Science is an amazing thing.
A few more interesting facts as long as I'm still suffering from insomnia:
David Berglas and Marc Paul are the only two people on the planet who know the method to Berglas's Any Card at Any Number effect. That is also the exact same number of people who know:
-The location of Oliver Cromwell's head.
-The formula for Coca-Cola.
-The indigenous Mezoamerican language of Ayapaneco and the Northern European language of Ter Sami.
If you're into mysteries in general, the world provides plenty of those. For example, the Voynich manuscript is a 234 book written in a script that to this defies translation. The best anyone can figure is that it was written in Europe sometime in the first half of the 15th century. A letter attached to it is dated 1666. There is definitely enough structure to the writing to show that it does mean something.
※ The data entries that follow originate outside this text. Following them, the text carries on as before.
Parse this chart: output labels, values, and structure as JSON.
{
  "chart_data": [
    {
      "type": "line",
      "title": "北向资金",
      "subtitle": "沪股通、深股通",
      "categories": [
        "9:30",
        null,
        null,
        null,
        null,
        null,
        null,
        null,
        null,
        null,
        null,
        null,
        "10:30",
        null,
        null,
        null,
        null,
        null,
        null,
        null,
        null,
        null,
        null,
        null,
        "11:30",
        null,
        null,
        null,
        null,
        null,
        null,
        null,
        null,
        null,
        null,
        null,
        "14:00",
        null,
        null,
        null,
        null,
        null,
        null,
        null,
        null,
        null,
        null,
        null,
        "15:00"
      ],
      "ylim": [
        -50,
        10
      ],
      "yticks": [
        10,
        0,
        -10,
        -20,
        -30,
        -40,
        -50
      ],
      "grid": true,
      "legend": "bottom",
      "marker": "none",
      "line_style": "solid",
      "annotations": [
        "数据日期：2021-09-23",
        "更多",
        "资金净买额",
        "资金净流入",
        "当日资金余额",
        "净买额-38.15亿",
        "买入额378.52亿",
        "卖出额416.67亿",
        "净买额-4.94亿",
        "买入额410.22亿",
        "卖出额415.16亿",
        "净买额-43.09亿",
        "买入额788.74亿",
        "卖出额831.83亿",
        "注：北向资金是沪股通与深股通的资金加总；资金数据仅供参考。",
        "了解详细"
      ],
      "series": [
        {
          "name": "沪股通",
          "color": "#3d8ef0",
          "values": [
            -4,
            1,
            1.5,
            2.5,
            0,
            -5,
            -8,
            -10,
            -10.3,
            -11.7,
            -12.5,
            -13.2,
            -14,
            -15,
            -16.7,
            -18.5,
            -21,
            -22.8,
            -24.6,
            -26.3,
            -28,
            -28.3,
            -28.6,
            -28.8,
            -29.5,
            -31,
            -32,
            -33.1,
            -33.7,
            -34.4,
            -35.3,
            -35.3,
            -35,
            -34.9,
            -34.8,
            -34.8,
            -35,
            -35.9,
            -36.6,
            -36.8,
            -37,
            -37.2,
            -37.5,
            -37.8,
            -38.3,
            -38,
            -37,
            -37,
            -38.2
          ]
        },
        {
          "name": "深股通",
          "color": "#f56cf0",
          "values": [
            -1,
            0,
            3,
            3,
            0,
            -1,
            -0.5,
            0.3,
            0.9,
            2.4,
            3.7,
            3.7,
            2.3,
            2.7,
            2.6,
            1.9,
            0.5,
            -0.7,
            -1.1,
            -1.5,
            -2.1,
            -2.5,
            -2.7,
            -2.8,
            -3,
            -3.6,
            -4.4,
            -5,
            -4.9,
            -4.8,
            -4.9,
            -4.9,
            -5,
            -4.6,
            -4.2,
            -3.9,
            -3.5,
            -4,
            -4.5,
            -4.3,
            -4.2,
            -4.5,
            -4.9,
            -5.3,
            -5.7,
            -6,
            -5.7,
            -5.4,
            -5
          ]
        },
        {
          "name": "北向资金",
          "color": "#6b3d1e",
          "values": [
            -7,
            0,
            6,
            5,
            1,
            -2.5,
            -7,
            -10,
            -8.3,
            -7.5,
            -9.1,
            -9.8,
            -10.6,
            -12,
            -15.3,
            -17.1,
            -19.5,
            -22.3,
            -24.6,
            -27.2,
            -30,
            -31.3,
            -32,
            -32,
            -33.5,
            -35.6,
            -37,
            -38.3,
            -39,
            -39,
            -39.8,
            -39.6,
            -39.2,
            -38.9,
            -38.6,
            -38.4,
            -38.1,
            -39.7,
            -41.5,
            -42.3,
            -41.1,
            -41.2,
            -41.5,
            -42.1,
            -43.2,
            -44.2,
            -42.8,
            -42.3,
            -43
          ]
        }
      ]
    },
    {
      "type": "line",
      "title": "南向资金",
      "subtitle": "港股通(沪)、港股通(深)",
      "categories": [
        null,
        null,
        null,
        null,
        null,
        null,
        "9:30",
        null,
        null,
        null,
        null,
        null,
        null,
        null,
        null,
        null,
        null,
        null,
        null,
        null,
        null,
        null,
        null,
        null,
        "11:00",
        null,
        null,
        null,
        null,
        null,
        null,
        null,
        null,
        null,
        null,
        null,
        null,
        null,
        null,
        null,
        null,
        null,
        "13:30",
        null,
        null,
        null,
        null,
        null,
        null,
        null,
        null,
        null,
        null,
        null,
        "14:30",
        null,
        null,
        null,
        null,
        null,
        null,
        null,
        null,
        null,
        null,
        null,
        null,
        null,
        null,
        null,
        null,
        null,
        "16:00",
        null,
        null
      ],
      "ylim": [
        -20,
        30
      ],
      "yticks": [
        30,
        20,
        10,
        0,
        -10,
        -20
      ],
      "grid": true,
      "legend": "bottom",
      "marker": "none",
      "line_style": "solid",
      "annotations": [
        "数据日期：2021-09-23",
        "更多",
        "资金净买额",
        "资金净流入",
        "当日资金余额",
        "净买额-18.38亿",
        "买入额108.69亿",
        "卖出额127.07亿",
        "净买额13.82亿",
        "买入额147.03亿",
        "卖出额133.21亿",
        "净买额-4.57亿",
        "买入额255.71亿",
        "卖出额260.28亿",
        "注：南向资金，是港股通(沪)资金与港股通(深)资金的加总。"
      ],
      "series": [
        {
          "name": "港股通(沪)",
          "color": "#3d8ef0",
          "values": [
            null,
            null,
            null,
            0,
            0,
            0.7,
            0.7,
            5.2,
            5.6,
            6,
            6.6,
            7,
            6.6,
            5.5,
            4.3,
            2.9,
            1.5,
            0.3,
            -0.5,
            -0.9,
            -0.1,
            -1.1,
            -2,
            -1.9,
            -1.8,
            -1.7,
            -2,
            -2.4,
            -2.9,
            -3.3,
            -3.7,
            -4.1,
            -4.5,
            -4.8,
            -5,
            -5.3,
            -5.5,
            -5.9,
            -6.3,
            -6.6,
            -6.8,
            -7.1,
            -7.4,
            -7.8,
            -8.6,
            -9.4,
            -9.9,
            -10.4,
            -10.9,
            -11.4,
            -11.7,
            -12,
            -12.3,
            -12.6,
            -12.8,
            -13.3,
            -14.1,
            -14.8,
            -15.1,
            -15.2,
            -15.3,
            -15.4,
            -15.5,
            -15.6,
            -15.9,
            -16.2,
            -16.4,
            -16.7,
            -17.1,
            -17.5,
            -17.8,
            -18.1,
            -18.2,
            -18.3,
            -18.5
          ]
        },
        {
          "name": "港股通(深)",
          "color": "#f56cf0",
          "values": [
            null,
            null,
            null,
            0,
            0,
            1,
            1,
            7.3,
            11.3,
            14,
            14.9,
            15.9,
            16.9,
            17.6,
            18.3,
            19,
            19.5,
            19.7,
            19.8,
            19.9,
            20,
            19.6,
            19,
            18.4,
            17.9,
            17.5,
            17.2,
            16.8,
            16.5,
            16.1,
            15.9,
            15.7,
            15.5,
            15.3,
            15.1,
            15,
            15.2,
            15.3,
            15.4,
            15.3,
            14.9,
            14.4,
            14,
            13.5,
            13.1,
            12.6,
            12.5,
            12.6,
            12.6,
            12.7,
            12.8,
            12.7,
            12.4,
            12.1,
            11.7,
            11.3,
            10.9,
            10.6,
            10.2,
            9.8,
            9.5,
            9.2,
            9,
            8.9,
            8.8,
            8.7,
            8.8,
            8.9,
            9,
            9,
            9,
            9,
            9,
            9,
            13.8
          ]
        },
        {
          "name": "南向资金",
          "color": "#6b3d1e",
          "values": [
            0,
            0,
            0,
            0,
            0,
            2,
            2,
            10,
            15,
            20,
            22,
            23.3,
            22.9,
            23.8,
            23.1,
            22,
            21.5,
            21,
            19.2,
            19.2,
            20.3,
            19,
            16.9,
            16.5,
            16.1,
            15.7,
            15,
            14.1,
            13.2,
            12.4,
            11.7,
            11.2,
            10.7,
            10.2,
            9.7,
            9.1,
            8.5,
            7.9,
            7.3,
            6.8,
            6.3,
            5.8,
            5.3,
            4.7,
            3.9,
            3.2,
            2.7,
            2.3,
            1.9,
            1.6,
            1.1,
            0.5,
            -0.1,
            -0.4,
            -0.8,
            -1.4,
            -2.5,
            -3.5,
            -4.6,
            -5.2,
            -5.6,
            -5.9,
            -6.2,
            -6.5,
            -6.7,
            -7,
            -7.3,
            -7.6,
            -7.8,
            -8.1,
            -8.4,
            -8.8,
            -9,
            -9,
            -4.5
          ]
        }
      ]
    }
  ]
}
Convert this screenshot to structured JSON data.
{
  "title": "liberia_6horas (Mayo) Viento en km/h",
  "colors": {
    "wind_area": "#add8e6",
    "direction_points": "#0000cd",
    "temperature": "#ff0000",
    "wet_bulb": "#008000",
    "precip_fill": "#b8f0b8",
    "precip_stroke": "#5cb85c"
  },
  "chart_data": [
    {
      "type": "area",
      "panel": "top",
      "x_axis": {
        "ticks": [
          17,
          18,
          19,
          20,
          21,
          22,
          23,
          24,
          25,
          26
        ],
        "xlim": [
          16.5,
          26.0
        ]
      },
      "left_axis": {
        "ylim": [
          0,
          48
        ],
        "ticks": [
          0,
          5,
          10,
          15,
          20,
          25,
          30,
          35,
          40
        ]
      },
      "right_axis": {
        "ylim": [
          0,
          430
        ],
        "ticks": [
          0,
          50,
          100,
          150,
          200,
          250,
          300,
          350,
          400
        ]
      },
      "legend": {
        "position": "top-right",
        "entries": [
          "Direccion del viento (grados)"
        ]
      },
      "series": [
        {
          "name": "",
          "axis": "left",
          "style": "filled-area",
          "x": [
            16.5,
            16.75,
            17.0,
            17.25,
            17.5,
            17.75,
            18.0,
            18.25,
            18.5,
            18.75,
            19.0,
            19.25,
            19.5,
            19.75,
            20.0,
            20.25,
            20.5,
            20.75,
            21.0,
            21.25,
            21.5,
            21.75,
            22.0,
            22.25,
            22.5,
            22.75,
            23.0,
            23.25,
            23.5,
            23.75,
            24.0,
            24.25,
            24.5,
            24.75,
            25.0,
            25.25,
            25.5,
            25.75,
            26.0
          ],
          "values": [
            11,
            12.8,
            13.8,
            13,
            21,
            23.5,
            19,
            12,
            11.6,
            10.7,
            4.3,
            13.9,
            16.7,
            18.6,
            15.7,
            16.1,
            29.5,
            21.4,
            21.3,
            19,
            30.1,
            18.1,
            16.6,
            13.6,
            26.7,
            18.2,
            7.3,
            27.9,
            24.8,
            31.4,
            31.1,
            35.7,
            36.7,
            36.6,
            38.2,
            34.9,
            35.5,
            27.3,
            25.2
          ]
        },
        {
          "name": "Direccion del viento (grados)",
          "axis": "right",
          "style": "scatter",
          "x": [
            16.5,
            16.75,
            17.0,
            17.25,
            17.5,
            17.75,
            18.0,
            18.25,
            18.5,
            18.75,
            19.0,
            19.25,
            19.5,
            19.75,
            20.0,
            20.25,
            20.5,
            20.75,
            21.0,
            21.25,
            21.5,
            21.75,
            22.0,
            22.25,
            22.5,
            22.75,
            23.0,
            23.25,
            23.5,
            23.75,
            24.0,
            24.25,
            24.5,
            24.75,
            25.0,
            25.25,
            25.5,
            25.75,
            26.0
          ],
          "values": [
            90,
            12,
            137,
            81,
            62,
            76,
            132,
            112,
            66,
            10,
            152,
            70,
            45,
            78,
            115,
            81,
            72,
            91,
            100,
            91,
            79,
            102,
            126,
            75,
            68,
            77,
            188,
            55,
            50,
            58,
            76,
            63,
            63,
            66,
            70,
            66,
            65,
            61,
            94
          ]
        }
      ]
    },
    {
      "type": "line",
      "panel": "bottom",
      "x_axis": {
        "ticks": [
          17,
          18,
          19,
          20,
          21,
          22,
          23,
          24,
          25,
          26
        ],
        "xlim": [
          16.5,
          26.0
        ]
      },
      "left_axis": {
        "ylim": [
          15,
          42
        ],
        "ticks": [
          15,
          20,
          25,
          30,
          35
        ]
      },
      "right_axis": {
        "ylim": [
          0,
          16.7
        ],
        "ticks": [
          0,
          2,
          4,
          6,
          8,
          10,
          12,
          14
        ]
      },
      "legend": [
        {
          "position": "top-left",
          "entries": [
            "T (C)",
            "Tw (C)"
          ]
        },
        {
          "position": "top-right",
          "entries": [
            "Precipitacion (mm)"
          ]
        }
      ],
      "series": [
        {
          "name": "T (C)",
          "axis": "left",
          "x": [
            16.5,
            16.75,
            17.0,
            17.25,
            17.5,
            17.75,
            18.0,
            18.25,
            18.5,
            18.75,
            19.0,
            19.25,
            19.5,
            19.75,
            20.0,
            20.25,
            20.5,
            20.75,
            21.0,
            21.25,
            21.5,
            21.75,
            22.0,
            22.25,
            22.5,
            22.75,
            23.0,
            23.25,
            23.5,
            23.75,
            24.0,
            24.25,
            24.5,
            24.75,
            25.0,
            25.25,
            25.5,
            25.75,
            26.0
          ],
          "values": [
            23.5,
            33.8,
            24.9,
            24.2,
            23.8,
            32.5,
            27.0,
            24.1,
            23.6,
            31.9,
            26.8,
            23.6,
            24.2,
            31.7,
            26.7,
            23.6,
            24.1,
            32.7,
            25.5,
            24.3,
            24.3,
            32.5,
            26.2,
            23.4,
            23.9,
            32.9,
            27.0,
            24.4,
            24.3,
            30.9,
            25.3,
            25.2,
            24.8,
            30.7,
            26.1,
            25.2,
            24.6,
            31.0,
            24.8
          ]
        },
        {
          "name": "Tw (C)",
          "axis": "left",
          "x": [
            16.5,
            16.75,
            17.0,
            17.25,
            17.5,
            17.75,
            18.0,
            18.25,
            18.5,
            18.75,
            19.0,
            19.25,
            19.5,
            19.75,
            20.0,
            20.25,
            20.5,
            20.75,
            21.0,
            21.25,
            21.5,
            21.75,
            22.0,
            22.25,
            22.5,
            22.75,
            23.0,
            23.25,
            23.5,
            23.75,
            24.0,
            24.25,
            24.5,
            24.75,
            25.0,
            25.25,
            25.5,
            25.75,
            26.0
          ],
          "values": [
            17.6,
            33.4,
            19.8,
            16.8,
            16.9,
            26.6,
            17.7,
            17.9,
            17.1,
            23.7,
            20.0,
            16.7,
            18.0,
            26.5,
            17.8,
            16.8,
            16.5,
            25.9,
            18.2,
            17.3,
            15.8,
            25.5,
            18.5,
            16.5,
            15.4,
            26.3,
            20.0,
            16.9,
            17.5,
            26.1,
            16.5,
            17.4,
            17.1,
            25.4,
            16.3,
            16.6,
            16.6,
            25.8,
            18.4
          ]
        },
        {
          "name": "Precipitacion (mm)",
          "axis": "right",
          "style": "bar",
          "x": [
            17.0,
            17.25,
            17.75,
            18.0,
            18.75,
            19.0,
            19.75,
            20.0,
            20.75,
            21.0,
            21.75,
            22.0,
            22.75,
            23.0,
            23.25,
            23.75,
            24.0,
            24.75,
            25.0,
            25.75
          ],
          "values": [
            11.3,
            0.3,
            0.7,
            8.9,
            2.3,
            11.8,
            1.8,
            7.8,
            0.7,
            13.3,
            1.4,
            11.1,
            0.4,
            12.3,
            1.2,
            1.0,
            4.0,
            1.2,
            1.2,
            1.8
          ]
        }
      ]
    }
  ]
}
But I'll be damned if anyone knows what that is.
Similarly, consider the
rongorongo of Rapanui (modern-day Easter Island). Carved on wood, it appears to be some sort of proto-writing that to this day defies any attempts at deciphering or translation. Very few pieces of it survived to the modern day, meaning the likelihood of ever finding the proverbial Rosetta Stone for this text is almost certainly zero.
How about the Yonaguni Monument off the coast of Japan? It's still hotly debated whether it's a sunken architectural structure or a natural formation. It's hard to investigate since the damn thing's at the bottom of the sea. All I can say is that finding it must have been interesting. When my brother was at an archeological dig in Belize, he got freaked out when he and his partner discovered a remarkably well-preserved dagger that almost literally fell into their laps, saying that if he heard voices whispered on the wind that night in a language he didn't understand, he was going to run like hell back to civilization. Now imagine being underwater and finding what looks like a giant sunken city. Yeah. I'll bet the water got curiously warmer around the diver at that moment.